Monday, January 10, 2011
living with my heart
I guess I had forgotten the wild abandon with which I used to throw myself at life and even into love. I didn't notice how slowly my heart was closing up to life's experiences and that I had stopped long ago looking at life through my heart or that I was slowly forgetting happiness and how it feels.
After years of basically living and not risking, I gradually let myself shut down. Granted there are what seem like good excuses for doing this. I fell in love, said yes to joining my life with his, then entered into disillusionment when everything I thought we could be together turned out not be his priority. I lost a brother in an accident. In one instant my heart was broken so badly I thought it would never be repaired and even when faith replaced anger, my heart still hurt. I deployed to Afghanistan to fight a war and learned how to go to a place in my head where I could pull that trigger while aiming the weapon at another human being, and this completely broke my heart. These are the big moments, the ones that put me on alert and my heart said, "No, this life, right here, it's not for me. I'm not doing this anymore."
But it's the little moments too. The times when I decided I was too tired to let someone new in, was discouraged by how I didn't forgive myself for something that happened over fifteen years ago, and when once again I put my hopes out there only to be disappointed. I was too afraid to risk and live.
All this stuff added up and I got to a place where I didn't recognize myself or how I had gotten there. I'm pretty sure on some level I knew it was happening, otherwise I wouldn't have felt the general discontent with life and myself. Shutting myself, my heart, down was the logical answer. If I don't feel, then I don't hurt. But this was detrimental to my joy, my happiness, my light.
As I look back, it hasn't been easy, but the fight to re-open heart has made all the differences. And it's taken some time to get to where I am now, which really is a pretty good place with lots of possibility. Starting to take risks to find the dream or at the very least say that I've tried, is scary. And the old cliche: It's better to have tried and failed, then to never have tried at all. Well, it's true.
So many times I've taken everything in my heart and put it all on the altar, the pretty and the ugly, and said to God, "Alright, here's the deal. I don't like me very much right now. I don't like this sadness I feel. I don't like this inward dimness and that I'm just not living life. Please, help me out here.
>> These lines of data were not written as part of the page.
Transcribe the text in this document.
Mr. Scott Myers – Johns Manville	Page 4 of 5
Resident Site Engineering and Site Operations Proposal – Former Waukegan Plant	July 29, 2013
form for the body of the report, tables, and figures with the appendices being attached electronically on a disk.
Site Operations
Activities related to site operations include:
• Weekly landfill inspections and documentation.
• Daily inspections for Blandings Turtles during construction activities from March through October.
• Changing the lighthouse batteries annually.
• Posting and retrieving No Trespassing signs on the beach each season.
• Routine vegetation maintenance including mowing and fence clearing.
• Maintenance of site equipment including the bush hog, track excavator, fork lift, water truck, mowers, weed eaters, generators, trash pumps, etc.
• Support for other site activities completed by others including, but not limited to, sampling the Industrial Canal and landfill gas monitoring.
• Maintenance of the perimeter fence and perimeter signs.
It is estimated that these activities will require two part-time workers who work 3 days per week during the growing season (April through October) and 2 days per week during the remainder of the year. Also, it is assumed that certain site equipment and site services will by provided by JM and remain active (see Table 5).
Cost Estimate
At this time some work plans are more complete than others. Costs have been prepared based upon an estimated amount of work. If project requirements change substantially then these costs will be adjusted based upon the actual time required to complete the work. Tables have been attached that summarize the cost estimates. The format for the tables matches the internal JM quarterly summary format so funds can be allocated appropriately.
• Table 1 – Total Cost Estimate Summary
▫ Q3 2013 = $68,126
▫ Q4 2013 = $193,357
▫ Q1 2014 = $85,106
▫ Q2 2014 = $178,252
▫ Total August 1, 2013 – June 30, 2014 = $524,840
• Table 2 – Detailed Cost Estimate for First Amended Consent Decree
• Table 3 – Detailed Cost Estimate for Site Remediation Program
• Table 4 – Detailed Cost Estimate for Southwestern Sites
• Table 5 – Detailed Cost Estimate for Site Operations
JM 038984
I'm tired of being unfeeling. Help me discover my voice and choose to hear your voice, and reconcile the two. Please help me, I won't make it without You."
It's been a long process, but I think I'm finally learning how to do this. My voice in recent months has become a little louder, clearer. I can hear His voice now penetrating through all the stuff that's not important and focusing me on what is. I don't have all the answers, but I know I'm starting to live with my heart again and that feels... Well, it simply feels.